Microsoft Excel is a nice tool. It’s easy to use, simple and works pretty well right out of the box. This is part of the problem. So many of YOU (well in fairness, us) use Excel for just about everything. I know it’s hard to change our old ways and frankly it’s easier to keep doing what we’ve been used to doing than to learn how to use a new tool.

However, sometimes, that’s precisely what we need. Use a new tool. Here’s a true story that might help you better understand.

Monterey AgResources, based in Fresno, California, produces agricultural chemicals and nutrients, a process involving many steps from the early phases of R&D, through trials, warehousing, packaging and finally selling. Most of these moving parts hinge on external partners, such as chemists, marketers, compliance specialists and suppliers – managing this process with Excel became impossible.

It became even more unbearable after a $6,500 mistake payment went to a vendor.

Instead of Excel, AgResources now creates and manages projects over the Web in a communal environment, using a project management solution from Clarizen. Clarizen is available not only to internal team members, but also outside parties (like the chemists) who can login anytime, anywhere to update progress. Clarizen also features a Wiki-like notes section for real-time discussion.

Clarizen is but one of many project management tools that you really should consider instead of toiling away in Excel all day long.
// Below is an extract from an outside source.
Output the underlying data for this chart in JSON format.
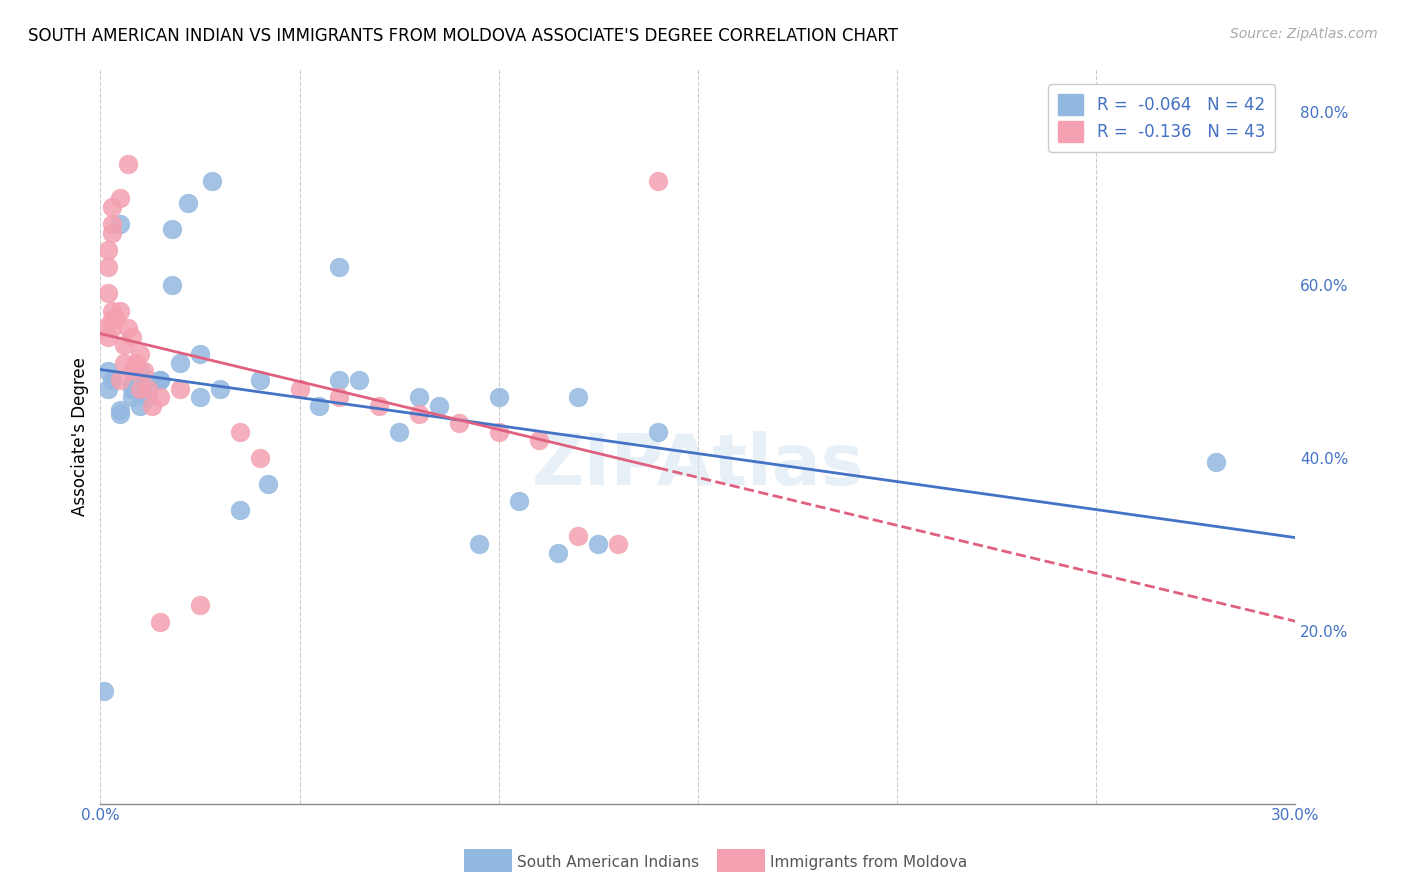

YOU THINK you’re doing just fine with Excel but you really don’t know what you’re missing until you take the time to use the right tool for the right job.

Maybe you don’t have the need for a project management tool, maybe a database or hosted application is the best solution for you. If you are a real estate agent and you are using a paper address book for your contact management you are most likely not using the best tool. As your client base and list of property for sale expands you’ll need a tool that can grow with you and help you digitally organize relationships, notes, schedule and other information. Paper can only do this so well, what you really need is some sort of a database. Changes to your paper PDA mean scratching out a contact or erasing it – instead of just deleting it or dragging a changed appointment to a new date.

If you have a retail store and are using an electronic cash register upgrading to a point of sale system (POS) that integrates accounting, sales management, inventory, CRM and other tools found in larger retailers might be something to consider. While your electronic cash register helps you ring up items to tell customers the total, it doesn’t help you manage customer relations (providing discounts to certain customers) or alert you when inventory is low. Using the right tool is not only a matter of business survival it can be the difference between your business growing or not as well.

You should not change technology or a particular business tool, just for the sake of changing it. But if you find that you are not as productive as your competitors or that you are wasting time, take a look around you, have a look on your desk. What tools are you using to get your day to day tasks done? Be it software, a computer or some gadget, it is important to ensure you are using the right tool for the right job.

Keep in mind, technology is NOT always the answer. But it is often a powerful aid in saving time, being more productive and making better decisions. For those of you who have many technology tools at your disposal, it’s important that you and your staff are trained in their use. If you are not trained in how to use a particular tool properly you will be wasting your time by not being able to maximize the use of the tool.